- Coat of arms of the Kallergis family
- Approximate reconstruction of the flag of the Kallergis brothers
- Parent family: Phokas family
- Country: Byzantine Empire Republic of Venice Ottoman Empire Russia Greece
- Current region: Crete Ionian Islands Euboea
- Place of origin: Constantinople, Byzantine Empire
- Founded: 13th century
- Founder: Ioannis Phokas
- Connected families: Vendramin family Crespi family Grimani family

= Kallergis =

Greek noble family from Crete

The Kallergis (Καλλέργης) is a Greek aristocratic family which claims descent from Byzantine Emperor Nikephoros II Phokas, and were at one stage the most powerful noble family of Crete.

== Origin ==
According to later tradition, Emperor Alexios II Komnenos sent twelve noble families to Crete, in order to strengthen the ties between the island and Constantinople. The families were credited important land and administrative privileges. Ioannis Phokas was one of those 12 Byzantine rulers.

The Phokas name changed to "Kallergis" during the Venetian dominion over Crete, which began in the aftermath of the Fourth Crusade. As Richard von Coudenhove-Kalergi describes in his book An idea conquers the world the Kallergis name is composed of the Greek word kallos (=beauty) and ergon (from ergō="work, task, deed, accomplishment, or purpose") [Greek: Καλλ(ι)έργης > Καλλέργης, known in many versions as Kalergis, Calergis, Kallergi, Callergi, Calergi].

Heraldic ensembles containing the Kallergis family coat of arms (bendy argent and azure) can be found all over the island of Crete, in churches and other monuments. The name reappears many times in the turbulent history of Crete but also of modern Greece.

Their prominent position and privileges survived during the Venetian dominion of Crete as they were part of the "privilegiati" (Greek: Αρχοντορωμαίοι) and sometimes of nobiles Veneti. They served many times the Venetian regime but at the same time defended the welfare of the Cretan people, being involved in several uprisings, most notably the Revolt of Alexios Kallergis in the late 13th century, and Revolt of Saint Titus in 1360s.

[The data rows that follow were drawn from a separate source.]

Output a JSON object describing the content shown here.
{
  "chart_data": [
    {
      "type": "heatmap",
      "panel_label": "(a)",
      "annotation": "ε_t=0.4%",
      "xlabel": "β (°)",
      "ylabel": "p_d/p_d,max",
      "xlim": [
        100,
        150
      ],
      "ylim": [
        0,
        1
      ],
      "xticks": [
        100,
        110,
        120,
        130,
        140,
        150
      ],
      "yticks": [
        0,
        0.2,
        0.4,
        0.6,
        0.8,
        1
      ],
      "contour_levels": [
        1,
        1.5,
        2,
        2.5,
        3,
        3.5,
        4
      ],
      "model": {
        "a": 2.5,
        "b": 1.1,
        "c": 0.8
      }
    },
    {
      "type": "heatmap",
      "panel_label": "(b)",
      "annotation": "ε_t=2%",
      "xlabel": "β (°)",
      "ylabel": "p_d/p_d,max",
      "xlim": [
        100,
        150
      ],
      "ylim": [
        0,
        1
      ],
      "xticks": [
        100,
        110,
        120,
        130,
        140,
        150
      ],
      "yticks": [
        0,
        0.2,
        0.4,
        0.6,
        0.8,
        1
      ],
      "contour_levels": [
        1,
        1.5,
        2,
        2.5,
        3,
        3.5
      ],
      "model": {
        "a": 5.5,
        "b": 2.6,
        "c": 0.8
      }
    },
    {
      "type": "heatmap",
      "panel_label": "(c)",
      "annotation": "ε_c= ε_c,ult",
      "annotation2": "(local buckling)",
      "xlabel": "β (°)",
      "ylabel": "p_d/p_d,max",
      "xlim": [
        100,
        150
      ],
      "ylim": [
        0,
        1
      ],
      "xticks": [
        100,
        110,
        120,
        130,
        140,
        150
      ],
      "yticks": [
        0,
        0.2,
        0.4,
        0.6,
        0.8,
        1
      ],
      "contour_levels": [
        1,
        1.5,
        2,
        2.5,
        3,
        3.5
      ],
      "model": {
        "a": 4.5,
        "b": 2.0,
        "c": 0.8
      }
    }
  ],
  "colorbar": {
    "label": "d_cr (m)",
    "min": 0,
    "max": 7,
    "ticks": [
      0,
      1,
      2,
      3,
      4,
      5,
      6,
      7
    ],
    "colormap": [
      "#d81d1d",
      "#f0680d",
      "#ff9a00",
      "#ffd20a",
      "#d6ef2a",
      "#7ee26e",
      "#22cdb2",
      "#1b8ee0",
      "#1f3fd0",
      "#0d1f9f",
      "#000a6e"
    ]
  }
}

During the Venetian dominion and after the Ottoman conquest of the island of Crete (1669 AD) many members of the Kallergis family moved to the Ionian Islands, Euboea, Venice, and Russia. From those immigrations, new branches emerged; such as the Caravia family in the Ionian Islands, the Pikoula or Pikoulianos family in Lakonia, the Bakoyannis family in Agrafa-Eurytania, and others. Also, the Kallergis connected with other European noble families through marriages; such as he Venetian families Vendramin, Crespi, and Grimani. The family is also connected to the Palazzo Vendramin-Calergi, which is found in Venice on the Grand Canal. Victor Callergi bought the famous building on the year 1589 for 36,000 ducats, and now belongs to a Venetian branch of the family which gave its name to it.